My code is an almost equal to WiFiClientSecure. I was experimenting with this quite a while, then one time the Wifi stopped working. Everything else is still ok. The output is:
Attempting to connect to SSID: dd-wrt
[D][WiFiGeneric.cpp:265] _eventCallback(): Event: 2 - STA_START
...[D][WiFiGeneric.cpp:265] _eventCallback(): Event: 5 - STA_DISCONNECTED
[W][WiFiGeneric.cpp:270] _eventCallback(): Reason: 201 - AUTH_FAIL
..........
After a lot of debugging and trying to find the source in the AP, I used another board and tried the same code. The Wifi worked. Then, did some more tests and added my changes again. At the end, also this board stopped connecting to Wifi.
Besides the AP configuration, I didn't do any change but this: I added after client.stop():
WiFi.disconnect(true)
Is it possible that this command physically breaks my board? Maybe after running 30 minutes after issuing the command? Or does it maybe change the board state in a persistent way (even after powering off) so that I have to issue another command to unlock it? Or is there a tool to do a full memory reset?
My board is a Doit ESP32 Devkit V1
I didn't attach any extra cables to the second board and also cared about electrostatic discharge
Ok, I was able to factory-reset the board using the following command from page https://community.platformio.org/t/is-my-esp32-dead/1993:
python /home/user/Arduino/hardware/espressif/esp32/tools/esptool.py --chip esp32 --port /dev/ttyUSB0 --baud 921600 --before default_reset --after hard_reset erase_flash
Now, I'm able to connect again using the same code. Will tell you in a few days if the disconnect problem appears again.

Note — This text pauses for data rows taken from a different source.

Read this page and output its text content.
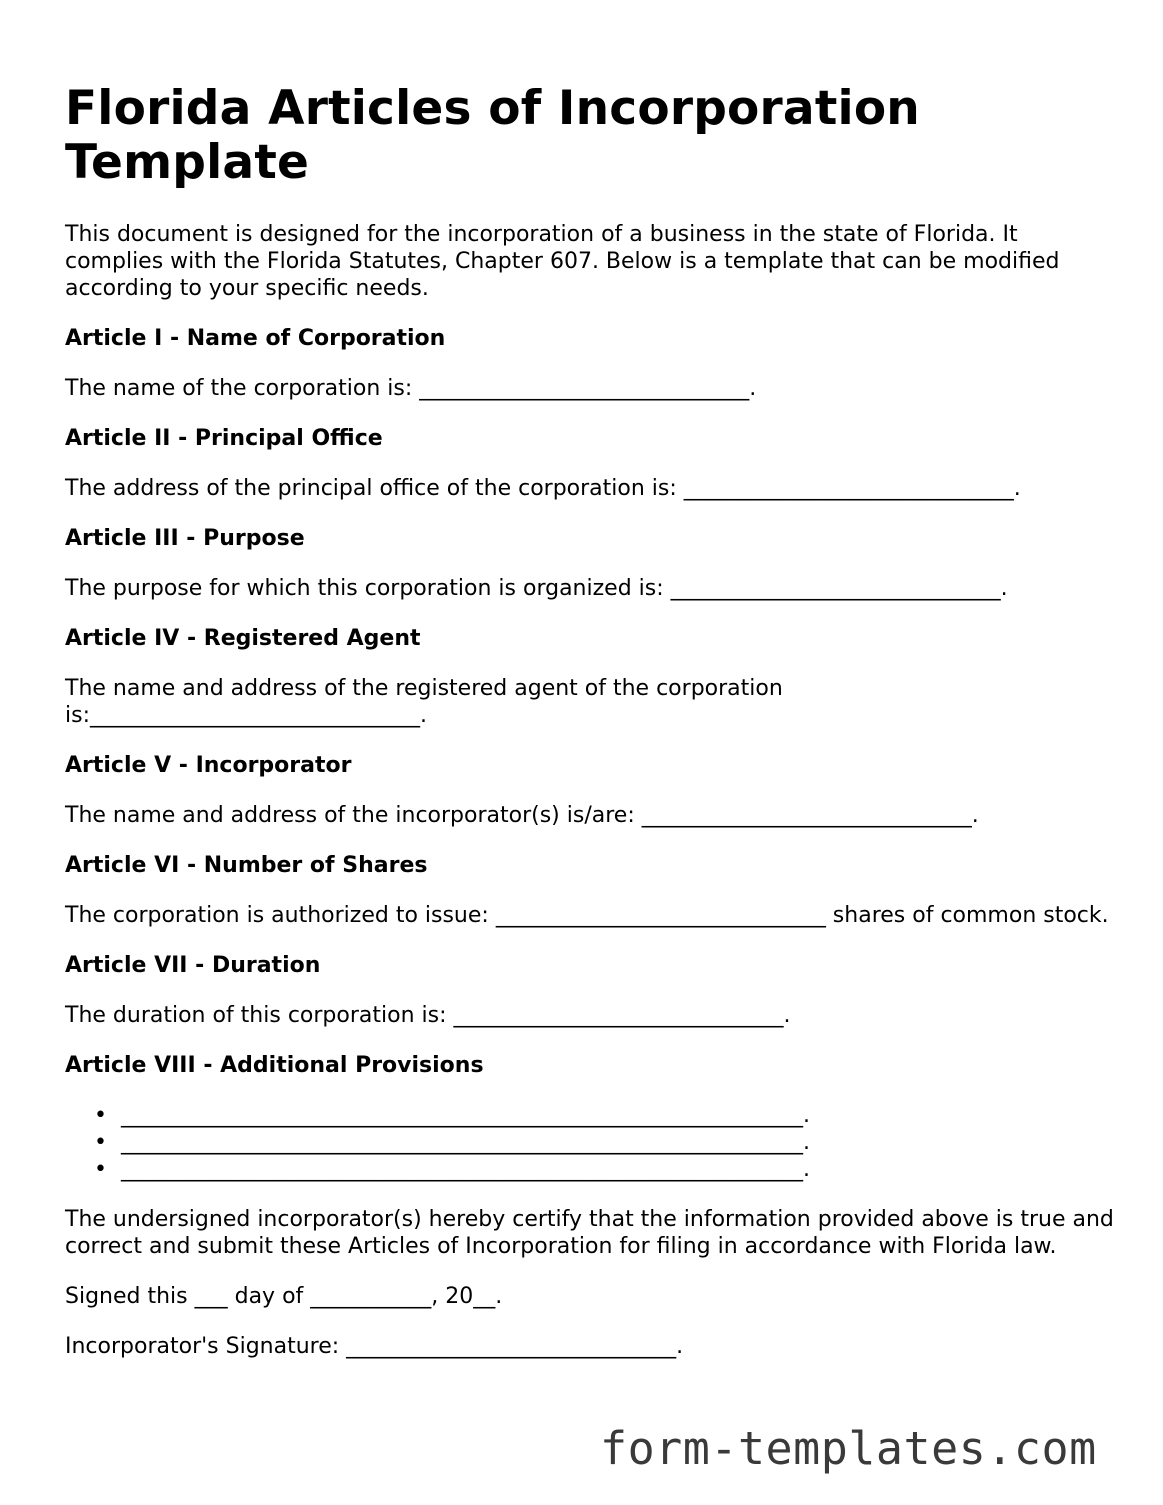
Florida Articles of Incorporation Template

This document is designed for the incorporation of a business in the state of Florida. It complies with the Florida Statutes, Chapter 607. Below is a template that can be modified according to your specific needs.

Article I - Name of Corporation

The name of the corporation is: ______________________________.

Article II - Principal Office

The address of the principal office of the corporation is: ______________________________.

Article III - Purpose

The purpose for which this corporation is organized is: ______________________________.

Article IV - Registered Agent

The name and address of the registered agent of the corporation is:______________________________.

Article V - Incorporator

The name and address of the incorporator(s) is/are: ______________________________.

Article VI - Number of Shares

The corporation is authorized to issue: ______________________________ shares of common stock.

Article VII - Duration

The duration of this corporation is: ______________________________.

Article VIII - Additional Provisions
• ______________________________________________________________.
• ______________________________________________________________.
• ______________________________________________________________.

The undersigned incorporator(s) hereby certify that the information provided above is true and correct and submit these Articles of Incorporation for filing in accordance with Florida law.

Signed this ___ day of ___________, 20__.

Incorporator's Signature: ______________________________.

form-templates.com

Attempting to connect to SSID: dd-wrt
[D][WiFiGeneric.cpp:265] _eventCallback(): Event: 2 - STA_START
..[D][WiFiGeneric.cpp:265] _eventCallback(): Event: 4 - STA_CONNECTED
[D][WiFiGeneric.cpp:265] _eventCallback(): Event: 7 - STA_GOT_IP
Connected to dd-wrt
192.168.168.108
I don't know that it breaks the board, but I have observed that with the most recent version, calling disconnect can get the board into a state where it will always return AUTH_FAIL. I spent the better part of the weekend trying to find a consistency to the problem and a way to recover but had no luck in the end.
I observed a similar issue,
I am not using the arduino code. But I am calling esp_wifi_stop(). And I think the arduino code also calls esp_wifi_stop() when you call WiFi.disconnect(true).
It works for a while but suddenly it can stop working and all connect attempts return with reason 201.
Also I am using the same board a Doit ESP32 Devkit V1.
It happened again, so I changed my code and found a way which works so-so
wifi off:
WiFi.mode(WIFI_OFF);
wifi on:
WiFi.begin(ssid, password);
WiFi.mode(WIFI_STA);
WiFi.reconnect();
delay(1000);
while (WiFi.status() != WL_CONNECTED) {
But the complete reconnecting code has to be called multiple times, waiting in the loop below is not enough. Then I get a connection after ~2 or 3 times.
The code behind is below. Maybe I should also directly use the esp_* implementations. There seem to be space for optimizations...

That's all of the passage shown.